We just need a convention for exporting tests (I'm making every test file export an array of tests function in the default export so I can comment out some if needed). Also using actual functions so I can get their names as I introspect them (arrow functions wouldn't work).
It worked great!
The test runner entry point is pretty straightforward. We just lack the test filtering goodies (every test import is explicit. Can be commented out or reordered, etc.).
I was just lacking test isolation. I was doing OK without it because I can control RNG seeds and other factors, namely clearing local storage before tests run. Anyway it would be cool to be able to run isolated tests...
So to support it...
Tests are always imported. If the page has the iso=1
query param, only a single test is run per session.
Test state and console output are captured to a dedicated local storage key. One test is run at a time, saved and page is reloaded to run the next, presenting all output once all have been traversed.
This is considerably slower than running them in series, as expected, and simpler than iframing children pages. Worked beautifully too.
I'm sharing my entry point and an example test file.

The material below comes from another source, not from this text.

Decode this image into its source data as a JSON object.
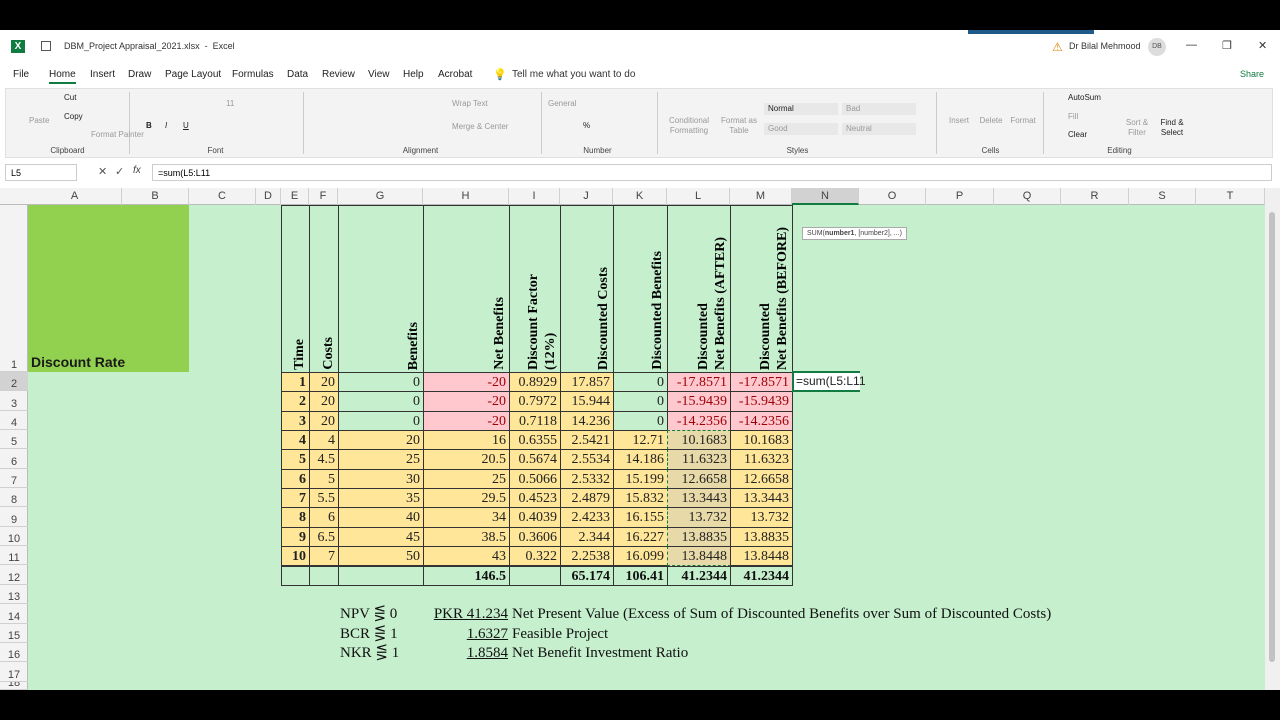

I find this to be great: uses standard ESM imports. We can exercise things such as canvas/webgl/svg and do diffing if necessary. Image/DOM snapshotting would be more complex to capture but I'll tackle that if need be (unlikely in this scenario). The browser visiting part can eventually be automated too, it will just be setting up which browsers to run, window size, criteria to stop and capture signals. Completely agnostic of the tests themselves.